OK, I admit it. I was wrong about Ruby.
I used to talk a lot of shit on Ruby, for a few reasons.
First and foremost, I reflexively dislike and distrust anything that smacks of Flavor-Aid. Most of the reasons why are between my shrink and me; but if nothing else, we’re a very small company that can’t really leap around from Next Big Thing to Next Big Thing. Trying to sell me on magic beans makes me think you’re an asshole, no matter how much you stand around waving your arms and telling me how great they work. Your use case is not mine, and never will be, so stop pretending This Time, I’ve Solved All Your Problems!

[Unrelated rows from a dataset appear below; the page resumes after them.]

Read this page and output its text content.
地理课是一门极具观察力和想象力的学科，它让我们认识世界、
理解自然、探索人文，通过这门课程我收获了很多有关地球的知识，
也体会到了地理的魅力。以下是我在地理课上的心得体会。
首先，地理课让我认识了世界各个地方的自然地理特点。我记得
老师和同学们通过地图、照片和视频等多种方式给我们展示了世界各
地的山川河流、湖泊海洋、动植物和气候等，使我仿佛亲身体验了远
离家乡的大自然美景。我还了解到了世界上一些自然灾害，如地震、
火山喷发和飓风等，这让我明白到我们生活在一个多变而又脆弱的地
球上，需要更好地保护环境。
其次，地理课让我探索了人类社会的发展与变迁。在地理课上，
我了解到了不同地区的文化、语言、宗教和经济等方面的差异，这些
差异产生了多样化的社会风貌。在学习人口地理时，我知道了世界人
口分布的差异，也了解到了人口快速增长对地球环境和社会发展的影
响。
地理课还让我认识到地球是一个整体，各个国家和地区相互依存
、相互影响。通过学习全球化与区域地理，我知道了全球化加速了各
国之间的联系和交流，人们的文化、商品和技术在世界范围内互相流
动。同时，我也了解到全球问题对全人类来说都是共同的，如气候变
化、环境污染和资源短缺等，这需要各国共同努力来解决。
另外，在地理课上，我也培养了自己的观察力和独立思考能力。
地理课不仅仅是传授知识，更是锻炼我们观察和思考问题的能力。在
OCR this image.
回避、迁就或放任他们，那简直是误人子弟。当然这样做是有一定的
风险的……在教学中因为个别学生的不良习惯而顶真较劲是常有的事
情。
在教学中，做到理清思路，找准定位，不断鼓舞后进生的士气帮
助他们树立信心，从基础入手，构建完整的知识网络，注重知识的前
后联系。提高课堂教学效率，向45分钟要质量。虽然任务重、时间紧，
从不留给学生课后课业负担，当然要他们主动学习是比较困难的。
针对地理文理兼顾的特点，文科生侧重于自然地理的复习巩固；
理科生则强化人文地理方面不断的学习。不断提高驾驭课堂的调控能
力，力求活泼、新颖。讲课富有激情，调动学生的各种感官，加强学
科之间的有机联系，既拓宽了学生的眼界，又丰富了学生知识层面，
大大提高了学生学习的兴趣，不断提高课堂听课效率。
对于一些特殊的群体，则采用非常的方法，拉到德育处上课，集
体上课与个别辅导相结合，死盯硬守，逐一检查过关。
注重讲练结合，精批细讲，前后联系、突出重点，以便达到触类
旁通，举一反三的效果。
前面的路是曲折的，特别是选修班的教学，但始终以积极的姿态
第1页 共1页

Second, on a purely technical level, I wasn’t really convinced that the particular paradigm offered by Ruby was actually a benefit for the rank-and-file down here in normal-land. Did my fellow programmers really care about OO, or blocks, or closures?
Third, I had performance concerns, and I’d heard nothing but “zOMG IT DOES NOT TEH SCALE”. I am my own ops team, and if the pager goes off at 3am too many times, that makes me (not to mention, my wife and dog) unhappy. If the application is performing slowly, I don’t get pithy blog posts or @ replies: an ACTUAL person ACTUALLY calls ME on the phone, PERSONALLY, and tells me I’m an asshole. Over, and over, and over. Even if it means I can’t get any work done and fix their problem.
Every time I saw a Fail Whale, I imagined a passel of angry calls, I heard my name being compared to various bodily excretions and infamous historical figures, I replayed the threats of lawsuits and physical violence against me. Yeah, I know there’s scaling issues at Twitter that were independent of Ruby and Rails, but if nothing else they’re all supposed to be hot-shit Silicon Valley startup hackers, and I’m just some asshole in Manassas. If they can’t make the magic happen, how am I supposed to?
So I really wasn’t interested in Ruby. But things change.
First it looks like they’re on their way to fixing the performance problems. I can’t say that it’s sweetness and/or light, yet, but it seems like it’s now a much, much safer bet for enterprises of our size. I’m more and more optimistic that we’d be able to scale to our planned levels without adding a ton of hardware and software infrastructure.
Second, I guess I’ve matured since the last time I hacked on Ruby. I no longer find it unpleasant; in fact I’m usually smiling when I’m fiddling with it. I assume this is because I am “over” whatever learning curve hump was in my way the last time I fiddled with it. I “get” that paradigm thing.
And yes, I’ll go ahead and say it: I have some of that new-toy-on-Xmas-morning enthusiasm that drove the early adopters to frenetic heights of annoying bullshit. I inadvertently tasted the Kool Aid and now I like it.
There’s a lot of reasons to want to ditch PHP for Ruby. Some of them are the boring ‘zOMG TEH SUK’ arguments you read about in every blog post; see here or here or here or here or here if you need pointers. I can’t say I agree with all of that, or maybe even most of it; but I’m starting to see more and more of it.
The other problem I want to solve is specific to our enterprise: we use too many fucking languages. Reducing that by one would, I believe, be a powerful force multiplier. If I can cut down the number of times I context switch in a day, I can be more productive. So far, tools like Phing helped – I like Phing – but in 10 minutes of playing with Capistrano it’s clear who the “winner” is.
I starting wondering why I was using Rails-alike platforms, when Rails is “right there” and clearly not standing still (see here, for example). There are plenty of interesting ideas in the Rails-alike-osphere but Rails is clearly not the dogmatic monolith it seemed to be.
So there you go. Call me a Kool-Aid drinking hypocrite, if you wish. I won’t argue. I have Seen The Light, I’ve Come to Jesus. I know the path to enlightenment. I’m an annoying Ruby prick now, I guess. Hey, guys, what’s the secret handshake?